The horse world’s reaction to the recession has not been monolithic. On the one hand, much of the industry has held firm as people go on spending money on their horses. On the other, the number of horses abandoned or turned over to welfare organisations has increased, and people are, for once, facing up to the problem of what to do with so-called “surplus horses”. Probably no surprise to horsekind, who’ve long known that their fate depends entirely on the human hands that hold their halter rope.

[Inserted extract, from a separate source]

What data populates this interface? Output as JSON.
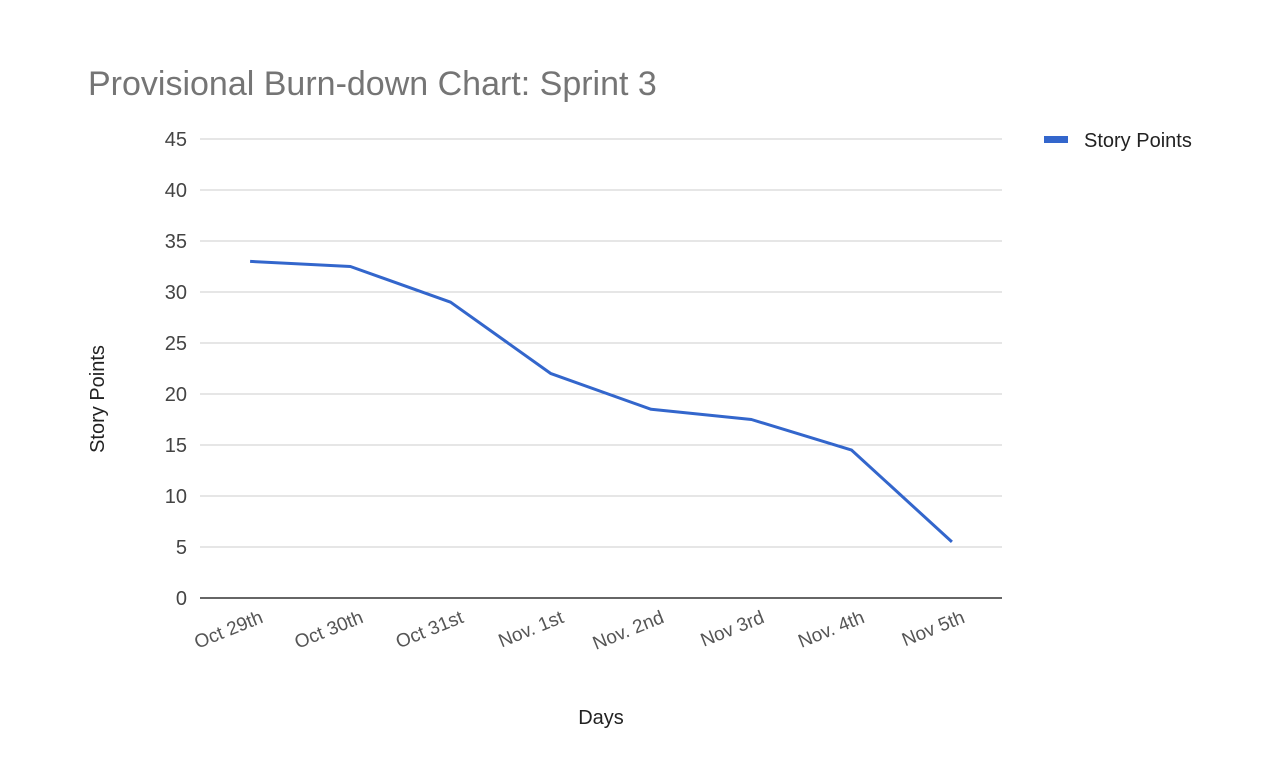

This week brought a series of stories from Ireland that illustrate it neatly – although I could easily have dug through my filing cabinet and found earlier articles that show the same thing happening in the UK. Here’s the Irish Independent saying that the Dublin Horse Show (which opens today and has been running since 1864) is holding its own, albeit with lower champagne sales, while the Irish Times writes up proposals for a one-off horse cull, with the government covering the costs of slaughter.

2 thoughts on “Horses and the Credit Crunch

  1. It is so sad that people are still breeding without any thought whatsoever. Sadly, I think the cull is the best solution, but it is tragic that it’s come to this. I really hope it will be a wake up call to all those foolish people who insist on breeding horses no one wants, but I don’t have much faith that it will.

  2. Agreed. I know Fugly Horse of the Day has her critics, but she’s right to say that breeding a foal should take more consideration than letting a stallion loose in a field with a mare.